Haziran 30, 2010

bunca olan bitene rağmen hala dayanıyorsam, hala vazgeçmiyorsam, hala tutunuyorsam bir şekilde; bunun tek bir sebebi vardır.

hayatta bazen mucizeler olur
bazen hiçbir şey olmaz.

Haziran 26, 2010

"ölüm gibi bir şey oldu
ama kimse ölmedi."

Haziran 25, 2010

üç ayaklı dengesiz iskemlem, hangi yönüne ağırlık versem düşecek gibi oluyorum.

Haziran 11, 2010

hey, i'm in love.
no, it'll never stop,
my hands are in the air, yes i'm in love.

Haziran 09, 2010

Ne denli huysuz olduğumdan bahsedebilirim sizlere. Son günlerde dünyanın en gereksiz şeyleriyle nasıl savaştığımı da anlatabilirim dilerseniz. Her şeyin nasıl tek tek batmaya başladığını, umut denilen hissin ya çoğunda ya azında nasıl boğulduğumu ya da.
Koca koca adamlar, kadınlar karşısında kendimi nasıl küçücük, nasıl ufacık, nasıl minicik hissettiğimi de söyleyebilirim.
Her sabah yataktan "hadi bakalım bugün de tek başınasın yavrucum, bunu senden başka yapabilecek kimse yok o yüzden pes etmek de yok" diyerek kalksam da her gece yastığa başımı "ne için uğraşıyorsun aptal" diyerek koyduğumu da anlatabilirim.
Nasıl hissizleştirildiğimden, nasıl başkalaştırıldığımdan, nasıl kendim olmaktan çıkartılıp sıradanlaştırıldığımdan, aynaya bakarken acaba hala aynı insan mıyım diye şüphe ettiğimden...
Birkaç kelime verseniz içlerini tam anlamıyla doldurabileceğimden...
Aciz hissettiğimden,
yalnız hissettiğimden,
çaresiz hissettiğimden...
Ya da dilerseniz hiçbir şeyden. Tümüyle gurur duyduğum etrafımdakilerden...

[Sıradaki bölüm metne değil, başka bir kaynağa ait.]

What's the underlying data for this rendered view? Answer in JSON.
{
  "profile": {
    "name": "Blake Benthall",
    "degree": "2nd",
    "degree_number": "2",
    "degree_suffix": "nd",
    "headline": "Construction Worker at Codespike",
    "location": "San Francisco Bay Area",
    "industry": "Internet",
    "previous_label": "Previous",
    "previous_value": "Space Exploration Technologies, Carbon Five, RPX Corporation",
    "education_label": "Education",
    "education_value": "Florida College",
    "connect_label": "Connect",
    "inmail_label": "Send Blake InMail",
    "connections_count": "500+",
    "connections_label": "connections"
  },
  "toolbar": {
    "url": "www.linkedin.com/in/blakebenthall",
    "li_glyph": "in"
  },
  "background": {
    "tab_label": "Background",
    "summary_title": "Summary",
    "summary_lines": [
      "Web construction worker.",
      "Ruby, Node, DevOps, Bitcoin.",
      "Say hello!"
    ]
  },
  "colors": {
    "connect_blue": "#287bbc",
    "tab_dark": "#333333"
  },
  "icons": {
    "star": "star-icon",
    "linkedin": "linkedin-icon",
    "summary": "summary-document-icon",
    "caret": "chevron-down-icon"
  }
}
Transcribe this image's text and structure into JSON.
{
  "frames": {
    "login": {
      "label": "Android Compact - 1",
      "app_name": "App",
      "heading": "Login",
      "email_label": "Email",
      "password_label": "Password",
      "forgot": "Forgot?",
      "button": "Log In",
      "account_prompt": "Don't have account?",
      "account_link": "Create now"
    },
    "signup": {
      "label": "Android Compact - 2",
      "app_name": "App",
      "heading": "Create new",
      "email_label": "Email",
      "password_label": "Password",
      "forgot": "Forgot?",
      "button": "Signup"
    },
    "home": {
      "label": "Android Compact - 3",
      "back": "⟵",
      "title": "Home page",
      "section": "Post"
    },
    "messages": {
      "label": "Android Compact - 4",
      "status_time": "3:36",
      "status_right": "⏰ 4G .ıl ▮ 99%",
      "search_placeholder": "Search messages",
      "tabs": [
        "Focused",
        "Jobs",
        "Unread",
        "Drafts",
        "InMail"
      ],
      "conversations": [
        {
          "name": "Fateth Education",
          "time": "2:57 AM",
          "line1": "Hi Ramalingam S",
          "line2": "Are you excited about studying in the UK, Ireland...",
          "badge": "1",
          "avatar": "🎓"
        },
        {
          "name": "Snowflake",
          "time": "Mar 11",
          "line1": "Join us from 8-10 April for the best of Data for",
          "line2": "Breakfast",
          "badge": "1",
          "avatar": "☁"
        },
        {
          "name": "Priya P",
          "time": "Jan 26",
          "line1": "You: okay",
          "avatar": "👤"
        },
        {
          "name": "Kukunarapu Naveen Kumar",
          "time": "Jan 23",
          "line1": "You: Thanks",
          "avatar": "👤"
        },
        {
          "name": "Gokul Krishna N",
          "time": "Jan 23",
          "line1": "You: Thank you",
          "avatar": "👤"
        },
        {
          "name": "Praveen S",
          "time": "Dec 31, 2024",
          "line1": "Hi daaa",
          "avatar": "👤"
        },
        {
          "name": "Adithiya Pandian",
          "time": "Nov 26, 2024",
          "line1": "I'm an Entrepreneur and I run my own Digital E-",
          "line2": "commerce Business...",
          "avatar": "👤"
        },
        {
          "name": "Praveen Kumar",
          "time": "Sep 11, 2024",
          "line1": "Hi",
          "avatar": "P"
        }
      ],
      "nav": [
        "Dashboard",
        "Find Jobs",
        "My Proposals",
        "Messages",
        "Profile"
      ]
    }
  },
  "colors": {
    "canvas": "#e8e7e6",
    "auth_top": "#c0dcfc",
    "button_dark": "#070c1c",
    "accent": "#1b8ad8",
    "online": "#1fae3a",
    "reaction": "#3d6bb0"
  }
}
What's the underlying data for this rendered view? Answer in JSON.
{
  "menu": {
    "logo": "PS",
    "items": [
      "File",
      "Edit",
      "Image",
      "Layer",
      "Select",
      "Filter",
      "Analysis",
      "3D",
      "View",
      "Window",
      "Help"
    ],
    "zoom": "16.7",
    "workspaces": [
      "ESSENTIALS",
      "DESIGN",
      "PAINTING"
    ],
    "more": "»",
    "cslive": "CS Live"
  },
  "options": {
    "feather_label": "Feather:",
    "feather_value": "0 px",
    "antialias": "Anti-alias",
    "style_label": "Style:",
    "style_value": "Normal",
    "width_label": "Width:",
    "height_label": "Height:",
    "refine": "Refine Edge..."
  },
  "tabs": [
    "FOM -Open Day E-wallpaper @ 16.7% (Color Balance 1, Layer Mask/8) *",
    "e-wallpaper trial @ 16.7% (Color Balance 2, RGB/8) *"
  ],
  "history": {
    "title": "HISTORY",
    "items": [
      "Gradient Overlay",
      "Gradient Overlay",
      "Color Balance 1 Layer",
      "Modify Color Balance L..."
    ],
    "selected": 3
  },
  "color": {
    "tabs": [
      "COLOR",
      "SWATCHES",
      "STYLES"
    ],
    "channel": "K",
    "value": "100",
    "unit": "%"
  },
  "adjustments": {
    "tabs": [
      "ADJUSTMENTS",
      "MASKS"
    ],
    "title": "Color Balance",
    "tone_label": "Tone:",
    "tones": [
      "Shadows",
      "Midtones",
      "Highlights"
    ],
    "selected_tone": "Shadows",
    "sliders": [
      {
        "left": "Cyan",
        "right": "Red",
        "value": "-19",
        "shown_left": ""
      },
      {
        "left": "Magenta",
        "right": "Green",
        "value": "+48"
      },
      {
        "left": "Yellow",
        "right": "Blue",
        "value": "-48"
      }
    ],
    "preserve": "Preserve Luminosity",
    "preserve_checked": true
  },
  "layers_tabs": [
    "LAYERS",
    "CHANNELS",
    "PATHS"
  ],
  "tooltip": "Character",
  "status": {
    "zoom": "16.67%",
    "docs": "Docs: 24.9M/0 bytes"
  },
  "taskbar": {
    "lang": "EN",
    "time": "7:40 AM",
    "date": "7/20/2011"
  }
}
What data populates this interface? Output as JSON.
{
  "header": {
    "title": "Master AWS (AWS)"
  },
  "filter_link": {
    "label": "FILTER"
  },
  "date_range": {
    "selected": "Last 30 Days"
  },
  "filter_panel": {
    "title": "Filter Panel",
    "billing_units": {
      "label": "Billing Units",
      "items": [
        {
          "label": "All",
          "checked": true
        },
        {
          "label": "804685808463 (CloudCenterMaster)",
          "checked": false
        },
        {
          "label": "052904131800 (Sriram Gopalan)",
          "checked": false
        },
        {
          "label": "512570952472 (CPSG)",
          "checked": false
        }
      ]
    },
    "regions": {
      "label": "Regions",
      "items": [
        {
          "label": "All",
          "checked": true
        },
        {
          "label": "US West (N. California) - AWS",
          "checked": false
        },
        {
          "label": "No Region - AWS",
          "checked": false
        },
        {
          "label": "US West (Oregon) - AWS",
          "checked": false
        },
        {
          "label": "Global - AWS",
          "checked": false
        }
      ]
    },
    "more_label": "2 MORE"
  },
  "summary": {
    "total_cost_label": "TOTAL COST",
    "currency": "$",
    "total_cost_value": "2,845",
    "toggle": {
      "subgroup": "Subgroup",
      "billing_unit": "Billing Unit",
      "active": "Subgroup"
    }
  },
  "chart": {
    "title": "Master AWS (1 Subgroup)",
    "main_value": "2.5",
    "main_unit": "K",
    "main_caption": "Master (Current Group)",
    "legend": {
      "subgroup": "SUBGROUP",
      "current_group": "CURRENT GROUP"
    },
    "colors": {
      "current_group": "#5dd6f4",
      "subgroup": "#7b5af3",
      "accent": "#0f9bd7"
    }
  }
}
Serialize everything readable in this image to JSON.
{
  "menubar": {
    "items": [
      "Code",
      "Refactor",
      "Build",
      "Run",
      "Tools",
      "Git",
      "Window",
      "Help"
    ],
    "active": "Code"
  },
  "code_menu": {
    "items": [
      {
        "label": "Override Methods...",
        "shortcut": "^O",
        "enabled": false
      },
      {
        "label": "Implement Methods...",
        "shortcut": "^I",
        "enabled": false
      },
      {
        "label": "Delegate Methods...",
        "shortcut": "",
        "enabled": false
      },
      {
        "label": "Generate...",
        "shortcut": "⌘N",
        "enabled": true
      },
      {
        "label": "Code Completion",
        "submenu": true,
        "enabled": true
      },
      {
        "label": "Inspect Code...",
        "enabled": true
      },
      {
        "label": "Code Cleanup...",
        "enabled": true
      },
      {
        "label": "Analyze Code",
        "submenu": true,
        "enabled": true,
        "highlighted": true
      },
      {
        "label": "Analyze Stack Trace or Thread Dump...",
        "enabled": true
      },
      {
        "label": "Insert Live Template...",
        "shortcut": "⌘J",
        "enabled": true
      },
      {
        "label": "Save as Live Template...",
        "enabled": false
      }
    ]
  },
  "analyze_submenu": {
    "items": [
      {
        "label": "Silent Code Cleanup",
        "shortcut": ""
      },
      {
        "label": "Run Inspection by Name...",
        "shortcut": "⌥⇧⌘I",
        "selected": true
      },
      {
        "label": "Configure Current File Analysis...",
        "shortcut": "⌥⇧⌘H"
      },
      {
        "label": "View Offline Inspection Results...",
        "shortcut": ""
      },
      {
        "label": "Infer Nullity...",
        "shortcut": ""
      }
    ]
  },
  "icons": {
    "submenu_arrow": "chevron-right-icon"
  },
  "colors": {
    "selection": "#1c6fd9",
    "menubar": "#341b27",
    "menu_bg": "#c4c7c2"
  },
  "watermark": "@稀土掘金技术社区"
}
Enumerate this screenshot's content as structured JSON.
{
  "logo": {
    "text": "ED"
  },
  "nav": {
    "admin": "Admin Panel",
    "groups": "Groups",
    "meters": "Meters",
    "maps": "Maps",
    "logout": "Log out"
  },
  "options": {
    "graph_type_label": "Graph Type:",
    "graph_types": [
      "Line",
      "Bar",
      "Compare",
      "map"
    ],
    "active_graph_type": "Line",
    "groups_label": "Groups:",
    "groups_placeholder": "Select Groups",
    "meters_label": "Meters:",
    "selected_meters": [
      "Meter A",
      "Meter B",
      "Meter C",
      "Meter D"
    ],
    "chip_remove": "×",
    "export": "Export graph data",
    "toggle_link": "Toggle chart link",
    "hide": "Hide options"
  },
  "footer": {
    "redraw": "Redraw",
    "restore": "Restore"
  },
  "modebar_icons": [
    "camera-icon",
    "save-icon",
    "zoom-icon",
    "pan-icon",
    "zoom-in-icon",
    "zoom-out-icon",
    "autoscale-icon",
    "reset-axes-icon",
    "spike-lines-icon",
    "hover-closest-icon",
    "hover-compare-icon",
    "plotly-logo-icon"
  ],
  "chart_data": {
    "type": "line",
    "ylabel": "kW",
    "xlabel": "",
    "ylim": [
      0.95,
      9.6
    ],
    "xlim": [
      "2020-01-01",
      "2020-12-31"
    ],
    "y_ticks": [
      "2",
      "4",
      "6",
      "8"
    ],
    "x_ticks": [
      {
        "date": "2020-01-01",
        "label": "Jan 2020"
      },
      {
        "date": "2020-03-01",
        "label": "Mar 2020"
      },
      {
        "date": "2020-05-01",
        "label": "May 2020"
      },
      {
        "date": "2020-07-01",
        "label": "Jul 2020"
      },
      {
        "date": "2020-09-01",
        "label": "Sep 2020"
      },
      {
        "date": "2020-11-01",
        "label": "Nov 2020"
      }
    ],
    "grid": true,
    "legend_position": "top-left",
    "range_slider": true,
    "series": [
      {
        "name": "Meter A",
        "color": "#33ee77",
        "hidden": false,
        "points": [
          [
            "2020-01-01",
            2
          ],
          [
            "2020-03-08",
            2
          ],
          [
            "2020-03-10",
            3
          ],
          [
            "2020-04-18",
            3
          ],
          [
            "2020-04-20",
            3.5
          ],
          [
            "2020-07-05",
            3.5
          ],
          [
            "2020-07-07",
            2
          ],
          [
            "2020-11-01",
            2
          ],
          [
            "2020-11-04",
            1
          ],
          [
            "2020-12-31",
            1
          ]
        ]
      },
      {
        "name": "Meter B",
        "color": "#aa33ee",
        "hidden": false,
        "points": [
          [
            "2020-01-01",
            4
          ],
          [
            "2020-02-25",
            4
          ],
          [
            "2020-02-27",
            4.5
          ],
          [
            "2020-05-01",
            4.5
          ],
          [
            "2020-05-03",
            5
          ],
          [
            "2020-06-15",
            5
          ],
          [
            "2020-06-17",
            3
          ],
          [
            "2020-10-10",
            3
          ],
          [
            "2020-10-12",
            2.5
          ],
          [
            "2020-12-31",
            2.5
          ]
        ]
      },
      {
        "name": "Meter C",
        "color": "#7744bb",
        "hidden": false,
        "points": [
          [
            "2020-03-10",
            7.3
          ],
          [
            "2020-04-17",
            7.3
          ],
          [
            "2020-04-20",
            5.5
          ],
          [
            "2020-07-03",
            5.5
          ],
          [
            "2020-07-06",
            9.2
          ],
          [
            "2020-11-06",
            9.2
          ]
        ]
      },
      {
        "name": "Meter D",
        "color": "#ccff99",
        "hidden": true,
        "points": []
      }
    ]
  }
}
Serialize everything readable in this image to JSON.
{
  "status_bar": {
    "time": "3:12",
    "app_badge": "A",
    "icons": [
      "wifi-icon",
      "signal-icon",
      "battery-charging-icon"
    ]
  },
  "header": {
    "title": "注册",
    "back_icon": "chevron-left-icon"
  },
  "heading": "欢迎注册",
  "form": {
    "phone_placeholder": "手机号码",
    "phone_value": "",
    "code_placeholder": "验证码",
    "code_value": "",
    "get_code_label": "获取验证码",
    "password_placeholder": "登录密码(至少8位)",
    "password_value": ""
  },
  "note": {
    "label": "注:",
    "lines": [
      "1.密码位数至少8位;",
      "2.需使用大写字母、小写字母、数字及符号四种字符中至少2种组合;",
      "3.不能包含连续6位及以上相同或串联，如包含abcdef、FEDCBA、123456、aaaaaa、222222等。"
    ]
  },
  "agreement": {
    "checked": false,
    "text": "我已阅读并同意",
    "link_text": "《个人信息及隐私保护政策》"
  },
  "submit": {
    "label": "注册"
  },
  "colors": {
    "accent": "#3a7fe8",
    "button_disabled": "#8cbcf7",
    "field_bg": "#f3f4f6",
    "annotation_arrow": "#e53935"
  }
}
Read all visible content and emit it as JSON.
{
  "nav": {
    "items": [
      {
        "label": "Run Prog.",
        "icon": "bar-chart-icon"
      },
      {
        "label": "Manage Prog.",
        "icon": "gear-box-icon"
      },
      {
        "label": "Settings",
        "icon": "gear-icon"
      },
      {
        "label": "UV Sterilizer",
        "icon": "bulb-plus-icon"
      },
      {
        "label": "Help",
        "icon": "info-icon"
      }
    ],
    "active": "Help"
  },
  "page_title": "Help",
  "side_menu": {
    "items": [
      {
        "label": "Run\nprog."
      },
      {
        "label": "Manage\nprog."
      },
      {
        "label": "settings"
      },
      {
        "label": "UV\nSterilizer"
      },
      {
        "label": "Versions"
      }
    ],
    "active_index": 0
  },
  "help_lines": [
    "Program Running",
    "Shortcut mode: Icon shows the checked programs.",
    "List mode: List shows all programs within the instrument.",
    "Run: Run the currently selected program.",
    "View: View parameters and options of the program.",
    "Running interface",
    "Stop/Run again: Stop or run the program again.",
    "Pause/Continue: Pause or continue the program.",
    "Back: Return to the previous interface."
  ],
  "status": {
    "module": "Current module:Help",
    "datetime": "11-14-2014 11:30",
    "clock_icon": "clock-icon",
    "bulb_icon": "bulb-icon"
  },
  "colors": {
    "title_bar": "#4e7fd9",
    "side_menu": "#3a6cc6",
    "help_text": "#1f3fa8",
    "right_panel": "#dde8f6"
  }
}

Yine de "everyday i wake up i choose love, i choose light" diyen bu kızın ağzını burnunu kırmadan rahatlayacağımı sanmıyorum. Ama hayatım böyledir benim. En büyük ironiyi alıp tavana asar altına yatar gülümseyerek izlerim, sonra da ışığı söndürüp çıkar giderim.

Haziran 02, 2010

"perchè questo dolore è amore per te"

koca salonda tek başımayım. bütün koltuklar benim. bir uçtan diğerine gerdiğiniz bu koca perde, aslında o da benim. peki ya üzerindeki yüzler, eller, arabalar, elbiseler, evler, kollar, bacaklar... onlar da ve dahası! hatta müziği de, hepsi benim.

daha önce kendimi hiç böylesi anlatmayı denememiştim. bahçede bıraktığım izmarit diğerleriyle yan yana gelince öyle gergin ve huysuz ki, üzerindeki dudak izlerinden ve yarım kalmışlığından belli ki o da benim.

bütün hatıralarım, bütün yaşanmışlıklarım, bütün yaşanacaklarım, ellerim, gözlerim, dudaklarım, ellerim, kalbim, saçlarım, dövmelerim, ellerim, giysilerim, arkadaşlarım, ellerim, biriktirdiklerim, küpelerim, parfümlerim, sol elimdeki yüzüğüm, ellerim, ellerim. en çok da ellerim, biraz çektiklerim birazı da kelimelerim. bunların hepsi benim. gördüğün, duyduğun, hissettiğin her şey ben'im.
ve ben ya her şeyi bıraktım ya da her şeyi sırtladım
yalnızca sana geldim.
çünkü ben seninim.
çünkü ben -en az aynadaki akisin kadar- sen'im.

Haziran 01, 2010

o koluma dokundu, ben yanağını okşadım.
mutlu olduk.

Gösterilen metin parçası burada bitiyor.